Department of Biology, University of Florida.
Department of Biology, Duke University.
Genome Biol Evol. 2018 Nov 1;10(11):2882-2898. doi: 10.1093/gbe/evy200.
Genomic data have provided evidence of previously unknown ancient whole genome duplications (WGDs) and highlighted the role of WGDs in the evolution of many eukaryotic lineages. Ancient WGDs often are detected by examining distributions of synonymous substitutions per site (Ks) within a genome, or "Ks plots." For example, WGDs can be detected from Ks plots by using univariate mixture models to identify peaks in Ks distributions. We performed gene family simulation experiments to evaluate the effects of different Ks estimation methods and mixture models on our ability to detect ancient WGDs from Ks plots. The simulation experiments, which accounted for variation in substitution rates and gene duplication and loss rates across gene families, tested the effects of WGD age and gene retention rates following WGD on inferring WGDs from Ks plots. Our simulations reveal limitations of Ks plot analyses. Strict interpretations of mixture model analyses often overestimate the number of WGD events, and Ks plot analyses typically fail to detect WGDs when ≤10% of the duplicated genes are retained following the WGD. However, WGDs can accurately be characterized over an intermediate range of Ks. The simulation results are supported by empirical analyses of transcriptomic data, which also suggest that biases in gene retention likely affect our ability to detect ancient WGDs. Although our results indicate mixture model results should be interpreted with great caution, using node-averaged Ks estimates and applying more appropriate mixture models can improve the accuracy of detecting WGDs.

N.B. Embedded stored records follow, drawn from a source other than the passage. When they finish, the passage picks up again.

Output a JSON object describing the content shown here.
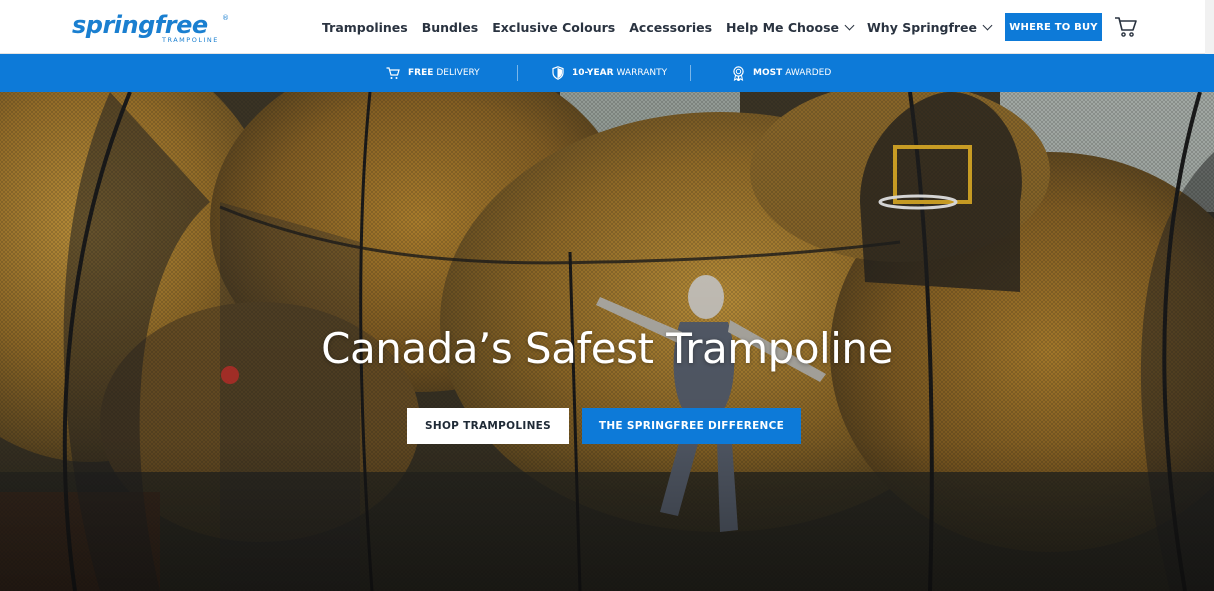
{
  "brand": {
    "name": "springfree",
    "tagline": "TRAMPOLINE",
    "registered": "®",
    "color": "#1a7fd0"
  },
  "nav": {
    "items": [
      {
        "label": "Trampolines",
        "dropdown": false
      },
      {
        "label": "Bundles",
        "dropdown": false
      },
      {
        "label": "Exclusive Colours",
        "dropdown": false
      },
      {
        "label": "Accessories",
        "dropdown": false
      },
      {
        "label": "Help Me Choose",
        "dropdown": true
      },
      {
        "label": "Why Springfree",
        "dropdown": true
      }
    ],
    "where_to_buy": "WHERE TO BUY",
    "cart_icon": "shopping-cart-icon"
  },
  "benefits": [
    {
      "icon": "cart-icon",
      "strong": "FREE",
      "text": "DELIVERY"
    },
    {
      "icon": "shield-icon",
      "strong": "10-YEAR",
      "text": "WARRANTY"
    },
    {
      "icon": "award-ribbon-icon",
      "strong": "MOST",
      "text": "AWARDED"
    }
  ],
  "hero": {
    "title": "Canada’s Safest Trampoline",
    "primary_button": "SHOP TRAMPOLINES",
    "secondary_button": "THE SPRINGFREE DIFFERENCE",
    "net_brand": "springfree"
  },
  "colors": {
    "accent": "#0d7ad8",
    "text_dark": "#2a3340",
    "white": "#ffffff"
  }
}
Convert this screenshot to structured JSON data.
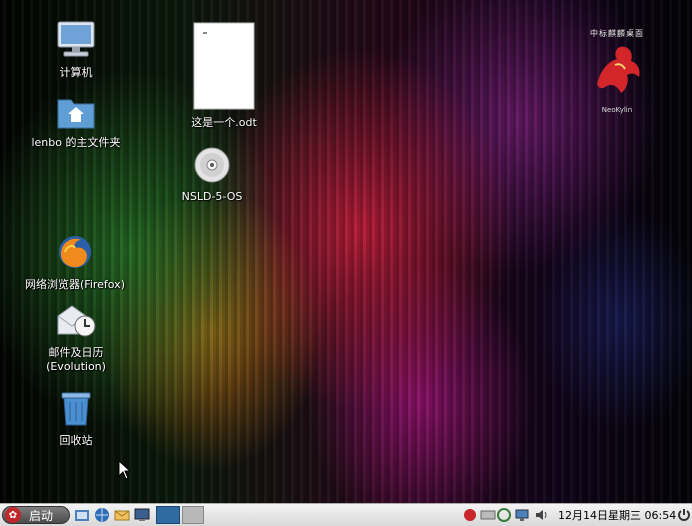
{
  "desktop": {
    "icons": [
      {
        "label": "计算机"
      },
      {
        "label": "lenbo 的主文件夹"
      },
      {
        "label": "网络浏览器(Firefox)"
      },
      {
        "label": "邮件及日历\n(Evolution)"
      },
      {
        "label": "回收站"
      },
      {
        "label": "这是一个.odt"
      },
      {
        "label": "NSLD-5-OS"
      }
    ],
    "brand": {
      "top": "中标麒麟桌面",
      "name": "NeoKylin"
    }
  },
  "taskbar": {
    "start_label": "启动",
    "clock": "12月14日星期三  06:54"
  }
}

基因组数据为先前未知的全基因组复制(WGD)提供了证据,并强调了 WGD 在许多真核生物谱系进化中的作用。通过检查基因组内每个位点同义替换数(Ks)的分布,或者“Ks 图”,可以检测到古老的 WGD。例如,可以通过使用单变量混合模型来识别 Ks 分布中的峰值,从 Ks 图中检测到 WGD。我们进行了基因家族模拟实验,以评估不同的 Ks 估计方法和混合模型对我们从 Ks 图中检测古老 WGD 的能力的影响。模拟实验考虑了替代率和基因复制和丢失率在基因家族之间的变化,测试了 WGD 年龄和 WGD 后基因保留率对从 Ks 图推断 WGD 的影响。我们的模拟揭示了 Ks 图分析的局限性。混合模型分析的严格解释通常会高估 WGD 事件的数量,并且当 WGD 后保留的重复基因≤10%时,Ks 图分析通常无法检测到 WGD。然而,在 Ks 的中间范围内可以准确地描述 WGD。转录组数据的实证分析也支持模拟结果,这表明基因保留的偏差可能会影响我们检测古老 WGD 的能力。尽管我们的结果表明,混合模型的结果应该谨慎解释,但使用节点平均 Ks 估计值和应用更合适的混合模型可以提高检测 WGD 的准确性。